Transportation: Manufacturers also need railroads, highways, airports and ports to run their operations and get their products out the door.

  • “Yet obtaining permit approvals for these projects often takes years, especially when reviews are piecemeal and duplicative,” Timmons pointed out. “[M]any companies are waiting on the sidelines because transportation infrastructure construction moves too slowly—or not at all.”
  • “To ensure the broad and beneficial impact of [the bipartisan Infrastructure Investment and Jobs Act of 2021] … it is critical to clear permit backlogs and ease processing timelines,” he said.

Resource development: Manufacturers prioritize sustainability, Timmons noted, but “restricting access to America’s abundant natural resources hinders our ability to strengthen domestic supply chains.”

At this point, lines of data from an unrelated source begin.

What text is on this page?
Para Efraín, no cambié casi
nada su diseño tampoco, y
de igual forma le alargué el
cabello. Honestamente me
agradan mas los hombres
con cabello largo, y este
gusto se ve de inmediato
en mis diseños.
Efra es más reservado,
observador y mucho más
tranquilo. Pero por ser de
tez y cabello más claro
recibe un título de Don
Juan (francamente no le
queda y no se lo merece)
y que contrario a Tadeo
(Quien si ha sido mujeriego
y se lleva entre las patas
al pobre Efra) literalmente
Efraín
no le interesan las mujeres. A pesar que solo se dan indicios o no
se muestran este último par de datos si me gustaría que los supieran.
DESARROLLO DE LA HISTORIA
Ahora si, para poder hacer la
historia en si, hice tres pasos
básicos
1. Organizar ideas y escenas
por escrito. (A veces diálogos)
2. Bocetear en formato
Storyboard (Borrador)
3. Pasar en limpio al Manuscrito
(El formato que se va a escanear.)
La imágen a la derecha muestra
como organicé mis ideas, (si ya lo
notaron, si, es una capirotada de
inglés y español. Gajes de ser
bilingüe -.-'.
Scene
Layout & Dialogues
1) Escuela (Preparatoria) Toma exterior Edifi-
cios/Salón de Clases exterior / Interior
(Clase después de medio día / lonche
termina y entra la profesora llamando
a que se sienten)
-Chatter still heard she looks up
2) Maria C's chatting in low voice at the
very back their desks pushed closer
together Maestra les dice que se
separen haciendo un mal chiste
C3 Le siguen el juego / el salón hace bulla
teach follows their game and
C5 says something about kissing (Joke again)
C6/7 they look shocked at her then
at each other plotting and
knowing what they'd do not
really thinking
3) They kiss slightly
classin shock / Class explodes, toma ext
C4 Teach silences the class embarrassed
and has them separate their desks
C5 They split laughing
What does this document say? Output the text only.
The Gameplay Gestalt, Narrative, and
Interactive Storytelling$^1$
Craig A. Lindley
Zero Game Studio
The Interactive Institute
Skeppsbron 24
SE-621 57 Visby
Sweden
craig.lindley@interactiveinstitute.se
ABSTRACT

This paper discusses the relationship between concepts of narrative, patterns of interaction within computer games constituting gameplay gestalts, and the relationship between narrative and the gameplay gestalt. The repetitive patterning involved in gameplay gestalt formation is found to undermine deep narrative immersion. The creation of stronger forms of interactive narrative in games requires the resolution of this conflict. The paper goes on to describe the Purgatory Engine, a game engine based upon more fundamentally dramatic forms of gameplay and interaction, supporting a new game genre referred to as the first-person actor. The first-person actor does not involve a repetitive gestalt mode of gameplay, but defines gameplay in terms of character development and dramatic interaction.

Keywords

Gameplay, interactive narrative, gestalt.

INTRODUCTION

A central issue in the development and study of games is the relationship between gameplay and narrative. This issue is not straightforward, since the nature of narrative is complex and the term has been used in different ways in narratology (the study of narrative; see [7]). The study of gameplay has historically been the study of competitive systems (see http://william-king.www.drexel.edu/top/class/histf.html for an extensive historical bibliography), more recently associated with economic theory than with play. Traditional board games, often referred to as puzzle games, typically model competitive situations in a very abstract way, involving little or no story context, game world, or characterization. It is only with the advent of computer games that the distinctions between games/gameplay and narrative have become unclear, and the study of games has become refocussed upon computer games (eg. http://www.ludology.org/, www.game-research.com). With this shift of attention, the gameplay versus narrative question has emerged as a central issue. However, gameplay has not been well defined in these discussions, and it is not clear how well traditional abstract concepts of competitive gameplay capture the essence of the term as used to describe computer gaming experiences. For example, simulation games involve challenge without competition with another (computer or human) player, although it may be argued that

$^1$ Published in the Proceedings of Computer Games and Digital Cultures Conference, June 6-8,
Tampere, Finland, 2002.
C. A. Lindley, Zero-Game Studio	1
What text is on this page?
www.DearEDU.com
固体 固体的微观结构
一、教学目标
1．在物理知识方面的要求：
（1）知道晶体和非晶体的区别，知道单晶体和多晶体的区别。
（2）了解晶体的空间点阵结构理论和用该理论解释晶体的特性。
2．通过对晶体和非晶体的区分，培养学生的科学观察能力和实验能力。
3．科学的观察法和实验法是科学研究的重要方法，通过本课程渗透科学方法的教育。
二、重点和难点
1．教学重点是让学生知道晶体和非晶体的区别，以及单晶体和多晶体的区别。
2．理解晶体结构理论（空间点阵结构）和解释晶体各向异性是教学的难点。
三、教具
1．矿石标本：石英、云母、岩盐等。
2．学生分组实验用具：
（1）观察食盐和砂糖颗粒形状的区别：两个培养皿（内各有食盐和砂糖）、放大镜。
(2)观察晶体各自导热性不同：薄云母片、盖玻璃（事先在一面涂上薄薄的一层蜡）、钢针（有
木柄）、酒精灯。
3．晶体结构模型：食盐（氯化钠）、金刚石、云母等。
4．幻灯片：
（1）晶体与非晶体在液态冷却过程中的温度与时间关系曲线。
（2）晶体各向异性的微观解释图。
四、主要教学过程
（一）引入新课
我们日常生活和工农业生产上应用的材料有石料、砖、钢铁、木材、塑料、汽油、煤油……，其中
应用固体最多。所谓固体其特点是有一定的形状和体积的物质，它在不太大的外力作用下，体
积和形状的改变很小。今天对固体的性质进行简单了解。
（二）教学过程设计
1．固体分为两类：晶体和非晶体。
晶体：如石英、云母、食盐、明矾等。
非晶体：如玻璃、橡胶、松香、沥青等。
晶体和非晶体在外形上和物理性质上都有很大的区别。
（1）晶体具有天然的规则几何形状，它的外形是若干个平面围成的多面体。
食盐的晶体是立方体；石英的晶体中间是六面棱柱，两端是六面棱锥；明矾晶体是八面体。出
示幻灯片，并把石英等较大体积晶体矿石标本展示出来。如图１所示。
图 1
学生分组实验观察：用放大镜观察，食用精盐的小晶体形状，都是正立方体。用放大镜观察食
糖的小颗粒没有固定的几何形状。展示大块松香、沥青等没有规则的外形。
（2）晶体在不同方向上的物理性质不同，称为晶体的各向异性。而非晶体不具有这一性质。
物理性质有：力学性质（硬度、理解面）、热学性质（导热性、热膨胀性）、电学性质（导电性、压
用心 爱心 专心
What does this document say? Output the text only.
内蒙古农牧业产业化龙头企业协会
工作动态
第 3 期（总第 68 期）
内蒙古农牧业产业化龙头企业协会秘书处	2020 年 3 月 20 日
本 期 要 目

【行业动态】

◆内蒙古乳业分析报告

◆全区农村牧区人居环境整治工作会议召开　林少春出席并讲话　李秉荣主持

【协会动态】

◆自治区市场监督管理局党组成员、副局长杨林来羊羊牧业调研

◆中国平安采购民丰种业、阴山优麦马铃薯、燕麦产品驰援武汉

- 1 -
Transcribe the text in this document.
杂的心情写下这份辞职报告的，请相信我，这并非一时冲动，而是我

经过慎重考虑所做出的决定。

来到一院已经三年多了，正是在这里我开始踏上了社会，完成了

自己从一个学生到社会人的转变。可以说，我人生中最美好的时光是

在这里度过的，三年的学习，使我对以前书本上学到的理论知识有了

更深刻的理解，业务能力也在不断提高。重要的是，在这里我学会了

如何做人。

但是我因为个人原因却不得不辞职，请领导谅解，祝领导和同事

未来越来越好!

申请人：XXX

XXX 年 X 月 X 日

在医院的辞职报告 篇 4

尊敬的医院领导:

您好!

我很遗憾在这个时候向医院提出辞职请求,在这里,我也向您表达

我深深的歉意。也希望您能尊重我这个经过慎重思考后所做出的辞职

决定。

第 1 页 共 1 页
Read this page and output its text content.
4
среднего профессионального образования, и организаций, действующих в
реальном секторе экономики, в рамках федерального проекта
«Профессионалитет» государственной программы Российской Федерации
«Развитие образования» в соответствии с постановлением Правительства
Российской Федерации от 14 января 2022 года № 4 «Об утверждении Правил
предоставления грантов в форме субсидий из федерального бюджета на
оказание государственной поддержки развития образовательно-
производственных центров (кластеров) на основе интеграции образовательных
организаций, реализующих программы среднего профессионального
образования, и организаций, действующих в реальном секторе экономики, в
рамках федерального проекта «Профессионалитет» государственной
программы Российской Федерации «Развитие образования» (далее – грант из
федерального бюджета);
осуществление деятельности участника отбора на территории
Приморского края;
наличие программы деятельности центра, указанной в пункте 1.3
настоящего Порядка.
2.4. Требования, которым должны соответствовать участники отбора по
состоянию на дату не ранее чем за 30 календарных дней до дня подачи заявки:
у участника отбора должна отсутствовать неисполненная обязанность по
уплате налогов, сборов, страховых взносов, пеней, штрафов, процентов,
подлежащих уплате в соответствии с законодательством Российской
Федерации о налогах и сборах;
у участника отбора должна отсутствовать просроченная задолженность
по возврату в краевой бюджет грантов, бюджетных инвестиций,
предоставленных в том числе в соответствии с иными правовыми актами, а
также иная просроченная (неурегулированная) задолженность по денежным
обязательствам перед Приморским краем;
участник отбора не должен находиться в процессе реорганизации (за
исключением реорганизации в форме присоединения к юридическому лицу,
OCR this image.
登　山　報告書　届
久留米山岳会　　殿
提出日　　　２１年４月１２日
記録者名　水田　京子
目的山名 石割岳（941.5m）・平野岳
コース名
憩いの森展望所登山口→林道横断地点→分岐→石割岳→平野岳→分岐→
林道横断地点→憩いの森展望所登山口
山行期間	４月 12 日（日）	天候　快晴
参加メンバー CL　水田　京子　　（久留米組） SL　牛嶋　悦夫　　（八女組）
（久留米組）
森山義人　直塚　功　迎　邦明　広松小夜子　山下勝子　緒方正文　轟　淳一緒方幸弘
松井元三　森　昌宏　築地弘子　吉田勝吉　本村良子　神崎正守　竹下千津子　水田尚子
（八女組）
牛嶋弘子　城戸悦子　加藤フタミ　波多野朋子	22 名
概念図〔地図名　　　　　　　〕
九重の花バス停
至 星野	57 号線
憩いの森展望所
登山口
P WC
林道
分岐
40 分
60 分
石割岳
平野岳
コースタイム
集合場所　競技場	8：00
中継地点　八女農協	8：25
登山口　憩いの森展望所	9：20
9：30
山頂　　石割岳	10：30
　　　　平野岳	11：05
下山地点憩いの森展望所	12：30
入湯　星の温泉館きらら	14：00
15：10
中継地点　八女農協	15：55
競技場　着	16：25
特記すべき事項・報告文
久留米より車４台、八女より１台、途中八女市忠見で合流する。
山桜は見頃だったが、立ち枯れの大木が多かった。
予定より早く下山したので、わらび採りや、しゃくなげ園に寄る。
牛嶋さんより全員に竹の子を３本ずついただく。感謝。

  • “The inconsistent administration of critical mineral policies, for example, has limited our ability to use a wide range of resources that lie on and beneath federal lands—resources that are critical to producing everything from cars to medical devices,” he added.
  • “Streamlining resource permitting and leasing policies will help stabilize manufacturing supply chains, control costs for consumers, reduce our reliance on foreign countries and create jobs in the U.S.”

Environmental standards: Manufacturers have worked steadily to improve U.S. air quality, helping to “lead our country to the cleanest air in the modern world,” said Timmons.

  • “Unfortunately, when federal agencies continually revise standards before current standards are met and before states have implemented prior mandates, they create unpredictability”—which may mean that new manufacturing facilities get built in other countries instead, where they don’t face as rigorous standards.
  • However, if Congress makes regulations more predictable and consolidates review processes, the U.S. “can continue to build on its strong record of environmental stewardship by boosting domestic manufacturing, which is environmentally cleaner than international competitors,” Timmons concluded.

Congressional intent: Congress should make sure that permitting reform isn’t just passed, but also implemented as easily as possible, Timmons advocated.

  • It should conform to “on recent and future statutory streamlining efforts such as One Federal Decision,” while making sure federal agencies don’t duplicate each other’s efforts and waste time.

The last word: “Permitting affects every aspect of our lives—from our economic security to our national security,” said Timmons. “[I]f we seize this opportunity to lead, there is no limit to what manufacturers in the United States can accomplish—for the good of our people and for the good of the world.”